Jens Axboe <axboe@xxxxxxxxx> · Fri, 4 Sep 2020 09:06:50 -0600

On 9/3/20 10:24 PM, Ming Lei wrote:
> On Thu, Sep 03, 2020 at 09:37:40PM -0600, Jens Axboe wrote:
>> On 9/3/20 9:22 PM, Ming Lei wrote:
>>> It is one MD's bug, and percpu_ref_exit() may be called on one ref not
>>> initialized via percpu_ref_init(), and the following patch can fix the
>>> issue:
>>
>> I really (REALLY) think this should be handled by percpu_ref_exit(), if
> 
> OK, we can do that by return immediately from percpu_ref_exit() if
> percpu_count_ptr(ref) is 0 just like before.

Yep that's going to be a must, also see recent syzbot report that's the
same issue, just the core block parts instead.

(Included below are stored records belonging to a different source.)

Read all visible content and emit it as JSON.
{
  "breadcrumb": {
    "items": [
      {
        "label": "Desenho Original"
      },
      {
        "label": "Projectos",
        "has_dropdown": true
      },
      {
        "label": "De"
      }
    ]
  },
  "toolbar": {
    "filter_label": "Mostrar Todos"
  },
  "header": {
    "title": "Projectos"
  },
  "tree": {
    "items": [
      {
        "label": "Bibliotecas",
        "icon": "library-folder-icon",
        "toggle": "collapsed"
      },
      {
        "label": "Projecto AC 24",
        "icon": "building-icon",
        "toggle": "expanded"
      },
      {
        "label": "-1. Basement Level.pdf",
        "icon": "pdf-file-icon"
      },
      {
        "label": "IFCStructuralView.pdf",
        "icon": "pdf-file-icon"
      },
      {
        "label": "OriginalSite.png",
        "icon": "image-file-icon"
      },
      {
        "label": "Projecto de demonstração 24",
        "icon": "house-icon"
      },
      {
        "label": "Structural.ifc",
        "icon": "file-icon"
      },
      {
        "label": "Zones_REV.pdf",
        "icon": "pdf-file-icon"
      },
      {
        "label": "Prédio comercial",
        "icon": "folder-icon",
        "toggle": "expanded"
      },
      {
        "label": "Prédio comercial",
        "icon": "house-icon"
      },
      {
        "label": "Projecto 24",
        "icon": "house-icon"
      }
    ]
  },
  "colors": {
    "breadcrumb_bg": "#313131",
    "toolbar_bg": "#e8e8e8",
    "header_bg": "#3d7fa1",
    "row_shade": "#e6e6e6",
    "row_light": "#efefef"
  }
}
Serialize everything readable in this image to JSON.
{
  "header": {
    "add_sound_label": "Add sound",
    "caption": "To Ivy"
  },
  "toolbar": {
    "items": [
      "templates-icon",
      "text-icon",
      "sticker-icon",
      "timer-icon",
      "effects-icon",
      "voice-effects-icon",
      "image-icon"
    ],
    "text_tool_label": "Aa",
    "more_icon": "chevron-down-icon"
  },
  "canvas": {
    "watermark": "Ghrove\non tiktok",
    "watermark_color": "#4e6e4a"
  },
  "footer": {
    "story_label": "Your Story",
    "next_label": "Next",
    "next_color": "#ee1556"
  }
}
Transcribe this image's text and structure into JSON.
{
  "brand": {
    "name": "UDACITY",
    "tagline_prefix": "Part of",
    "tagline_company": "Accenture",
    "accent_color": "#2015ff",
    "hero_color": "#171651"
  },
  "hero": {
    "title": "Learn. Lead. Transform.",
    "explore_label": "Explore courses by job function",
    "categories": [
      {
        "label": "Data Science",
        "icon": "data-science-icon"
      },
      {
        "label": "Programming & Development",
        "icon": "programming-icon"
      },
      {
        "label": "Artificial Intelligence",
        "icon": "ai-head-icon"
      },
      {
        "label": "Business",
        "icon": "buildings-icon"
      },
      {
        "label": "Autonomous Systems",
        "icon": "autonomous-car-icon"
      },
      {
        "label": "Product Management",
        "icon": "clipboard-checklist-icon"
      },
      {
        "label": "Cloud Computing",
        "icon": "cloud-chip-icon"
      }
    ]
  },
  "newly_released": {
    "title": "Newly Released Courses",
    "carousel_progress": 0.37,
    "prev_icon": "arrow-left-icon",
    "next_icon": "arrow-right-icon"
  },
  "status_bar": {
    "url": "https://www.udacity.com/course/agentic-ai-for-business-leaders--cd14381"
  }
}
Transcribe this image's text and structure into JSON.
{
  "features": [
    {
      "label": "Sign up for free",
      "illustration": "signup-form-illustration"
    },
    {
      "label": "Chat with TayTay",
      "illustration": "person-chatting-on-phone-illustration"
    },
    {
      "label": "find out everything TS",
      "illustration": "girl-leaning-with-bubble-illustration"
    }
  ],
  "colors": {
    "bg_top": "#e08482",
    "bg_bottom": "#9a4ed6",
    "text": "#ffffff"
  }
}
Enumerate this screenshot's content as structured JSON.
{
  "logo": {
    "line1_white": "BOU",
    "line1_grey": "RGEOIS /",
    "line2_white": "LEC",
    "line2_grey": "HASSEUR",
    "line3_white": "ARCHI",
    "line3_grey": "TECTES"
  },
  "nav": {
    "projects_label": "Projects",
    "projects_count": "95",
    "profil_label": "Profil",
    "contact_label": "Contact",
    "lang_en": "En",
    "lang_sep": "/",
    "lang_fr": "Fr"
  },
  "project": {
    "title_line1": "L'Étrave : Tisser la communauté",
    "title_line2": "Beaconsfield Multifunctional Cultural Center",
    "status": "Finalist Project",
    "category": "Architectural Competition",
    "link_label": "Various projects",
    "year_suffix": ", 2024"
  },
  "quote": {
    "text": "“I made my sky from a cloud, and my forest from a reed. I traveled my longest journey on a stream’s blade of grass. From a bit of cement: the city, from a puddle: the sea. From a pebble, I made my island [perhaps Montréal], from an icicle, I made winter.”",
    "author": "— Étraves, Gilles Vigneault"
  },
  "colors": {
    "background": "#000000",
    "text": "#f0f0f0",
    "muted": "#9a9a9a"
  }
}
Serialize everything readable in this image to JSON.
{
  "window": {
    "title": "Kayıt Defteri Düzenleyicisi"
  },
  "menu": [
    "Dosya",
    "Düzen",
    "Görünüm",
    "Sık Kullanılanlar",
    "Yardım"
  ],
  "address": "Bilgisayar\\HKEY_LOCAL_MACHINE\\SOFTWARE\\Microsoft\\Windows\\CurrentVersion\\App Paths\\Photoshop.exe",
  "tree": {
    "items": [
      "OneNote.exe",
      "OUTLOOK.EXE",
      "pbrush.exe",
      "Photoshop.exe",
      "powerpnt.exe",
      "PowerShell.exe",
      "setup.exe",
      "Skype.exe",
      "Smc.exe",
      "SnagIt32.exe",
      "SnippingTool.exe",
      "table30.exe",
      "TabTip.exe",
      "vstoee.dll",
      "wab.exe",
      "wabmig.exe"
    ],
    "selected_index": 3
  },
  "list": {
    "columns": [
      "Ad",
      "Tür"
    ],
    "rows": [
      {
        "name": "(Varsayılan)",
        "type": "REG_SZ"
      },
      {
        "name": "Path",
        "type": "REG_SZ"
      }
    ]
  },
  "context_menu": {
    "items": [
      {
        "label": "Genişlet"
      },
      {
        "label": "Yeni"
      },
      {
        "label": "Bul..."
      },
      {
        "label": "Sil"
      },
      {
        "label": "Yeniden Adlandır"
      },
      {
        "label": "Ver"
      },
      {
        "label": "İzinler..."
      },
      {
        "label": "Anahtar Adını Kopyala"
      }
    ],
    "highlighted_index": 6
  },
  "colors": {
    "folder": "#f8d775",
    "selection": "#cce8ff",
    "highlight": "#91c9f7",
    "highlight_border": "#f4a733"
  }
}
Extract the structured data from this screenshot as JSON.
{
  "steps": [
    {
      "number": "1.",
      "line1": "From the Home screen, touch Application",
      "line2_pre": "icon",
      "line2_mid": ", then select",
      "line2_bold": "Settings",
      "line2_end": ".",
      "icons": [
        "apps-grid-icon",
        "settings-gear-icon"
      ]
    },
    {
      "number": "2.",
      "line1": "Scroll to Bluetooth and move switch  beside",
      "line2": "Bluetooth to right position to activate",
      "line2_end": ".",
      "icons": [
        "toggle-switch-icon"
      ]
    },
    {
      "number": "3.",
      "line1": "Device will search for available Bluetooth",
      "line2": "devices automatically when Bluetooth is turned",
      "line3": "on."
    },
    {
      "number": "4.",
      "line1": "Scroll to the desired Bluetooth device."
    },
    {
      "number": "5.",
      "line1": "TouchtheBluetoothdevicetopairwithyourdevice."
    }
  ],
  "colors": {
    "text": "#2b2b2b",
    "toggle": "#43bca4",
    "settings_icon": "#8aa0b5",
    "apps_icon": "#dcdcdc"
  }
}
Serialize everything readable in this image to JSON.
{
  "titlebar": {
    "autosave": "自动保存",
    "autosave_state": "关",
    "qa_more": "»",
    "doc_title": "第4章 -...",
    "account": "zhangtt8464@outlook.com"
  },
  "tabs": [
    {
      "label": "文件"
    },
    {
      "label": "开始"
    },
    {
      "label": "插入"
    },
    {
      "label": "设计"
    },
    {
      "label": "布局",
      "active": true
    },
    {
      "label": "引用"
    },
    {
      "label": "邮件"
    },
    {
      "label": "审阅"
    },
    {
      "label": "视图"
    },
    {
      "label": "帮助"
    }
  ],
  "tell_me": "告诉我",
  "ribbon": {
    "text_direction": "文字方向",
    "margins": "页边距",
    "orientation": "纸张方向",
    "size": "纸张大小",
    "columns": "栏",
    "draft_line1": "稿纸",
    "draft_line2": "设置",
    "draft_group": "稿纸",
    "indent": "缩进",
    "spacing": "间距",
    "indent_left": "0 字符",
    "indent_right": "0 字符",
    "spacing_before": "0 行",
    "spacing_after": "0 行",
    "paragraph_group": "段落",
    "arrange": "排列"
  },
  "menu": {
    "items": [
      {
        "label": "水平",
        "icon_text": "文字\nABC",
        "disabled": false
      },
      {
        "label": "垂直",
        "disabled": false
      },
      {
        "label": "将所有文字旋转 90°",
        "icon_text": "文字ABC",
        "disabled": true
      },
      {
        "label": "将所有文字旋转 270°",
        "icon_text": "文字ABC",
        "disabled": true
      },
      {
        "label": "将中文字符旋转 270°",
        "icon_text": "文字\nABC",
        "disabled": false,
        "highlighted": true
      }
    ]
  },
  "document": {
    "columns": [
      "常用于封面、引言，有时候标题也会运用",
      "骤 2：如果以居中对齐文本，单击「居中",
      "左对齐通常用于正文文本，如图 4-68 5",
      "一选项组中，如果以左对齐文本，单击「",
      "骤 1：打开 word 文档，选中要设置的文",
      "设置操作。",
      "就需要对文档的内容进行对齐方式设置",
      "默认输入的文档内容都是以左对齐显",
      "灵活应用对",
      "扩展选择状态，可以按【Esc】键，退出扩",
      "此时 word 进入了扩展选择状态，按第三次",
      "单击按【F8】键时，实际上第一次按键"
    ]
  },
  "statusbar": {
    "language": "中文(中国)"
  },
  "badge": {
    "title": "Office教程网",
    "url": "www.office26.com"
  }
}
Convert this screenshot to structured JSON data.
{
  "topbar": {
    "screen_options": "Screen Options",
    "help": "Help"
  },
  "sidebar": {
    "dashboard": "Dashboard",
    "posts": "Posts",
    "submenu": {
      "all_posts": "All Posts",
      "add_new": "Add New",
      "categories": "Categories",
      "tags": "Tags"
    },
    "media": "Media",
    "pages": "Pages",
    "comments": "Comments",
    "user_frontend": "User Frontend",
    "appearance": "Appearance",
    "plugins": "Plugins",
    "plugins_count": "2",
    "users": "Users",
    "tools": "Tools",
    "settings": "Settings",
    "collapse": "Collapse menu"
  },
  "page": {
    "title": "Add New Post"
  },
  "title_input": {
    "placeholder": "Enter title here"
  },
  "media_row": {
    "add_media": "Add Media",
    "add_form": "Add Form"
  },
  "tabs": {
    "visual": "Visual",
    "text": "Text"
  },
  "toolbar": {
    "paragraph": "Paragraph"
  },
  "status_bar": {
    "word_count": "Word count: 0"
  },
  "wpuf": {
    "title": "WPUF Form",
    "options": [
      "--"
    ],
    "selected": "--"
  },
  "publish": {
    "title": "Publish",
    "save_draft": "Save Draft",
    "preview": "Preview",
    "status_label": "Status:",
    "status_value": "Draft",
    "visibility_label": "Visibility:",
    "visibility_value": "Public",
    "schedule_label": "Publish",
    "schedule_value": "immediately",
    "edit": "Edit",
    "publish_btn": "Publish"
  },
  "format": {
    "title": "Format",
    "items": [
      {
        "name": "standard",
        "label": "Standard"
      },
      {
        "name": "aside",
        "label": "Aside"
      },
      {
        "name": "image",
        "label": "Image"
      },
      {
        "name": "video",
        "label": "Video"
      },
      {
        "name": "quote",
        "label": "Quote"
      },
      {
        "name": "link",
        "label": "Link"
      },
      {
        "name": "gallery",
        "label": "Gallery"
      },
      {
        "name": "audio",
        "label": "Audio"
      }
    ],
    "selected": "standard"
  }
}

>> it worked before. Otherwise you're just setting yourself up for a world
>> of pain with other users, and we'll be fixing this fallout for a while.
>> I don't want to carry that. So let's just make it do the right thing,
>> needing to do this:
>>
>>> +       if (mddev->writes_pending.percpu_count_ptr)
>>> +               percpu_ref_exit(&mddev->writes_pending);
>>
>> is really nasty.
> 
> Yeah, it is as mddev_init_writes_pending():
> 
>         if (mddev->writes_pending.percpu_count_ptr)
>                 return 0;
>         if (percpu_ref_init(&mddev->writes_pending, no_op,
>                             PERCPU_REF_ALLOW_REINIT, GFP_KERNEL) < 0)
>                 return -ENOMEM;

Indeed, that's another eye sore... No users should need to know about
these internals. Maybe add a percpu_ref_inited() or something to test
for it, at least that'd allow us to clean up these bad use cases after
the fact.

-- 
Jens Axboe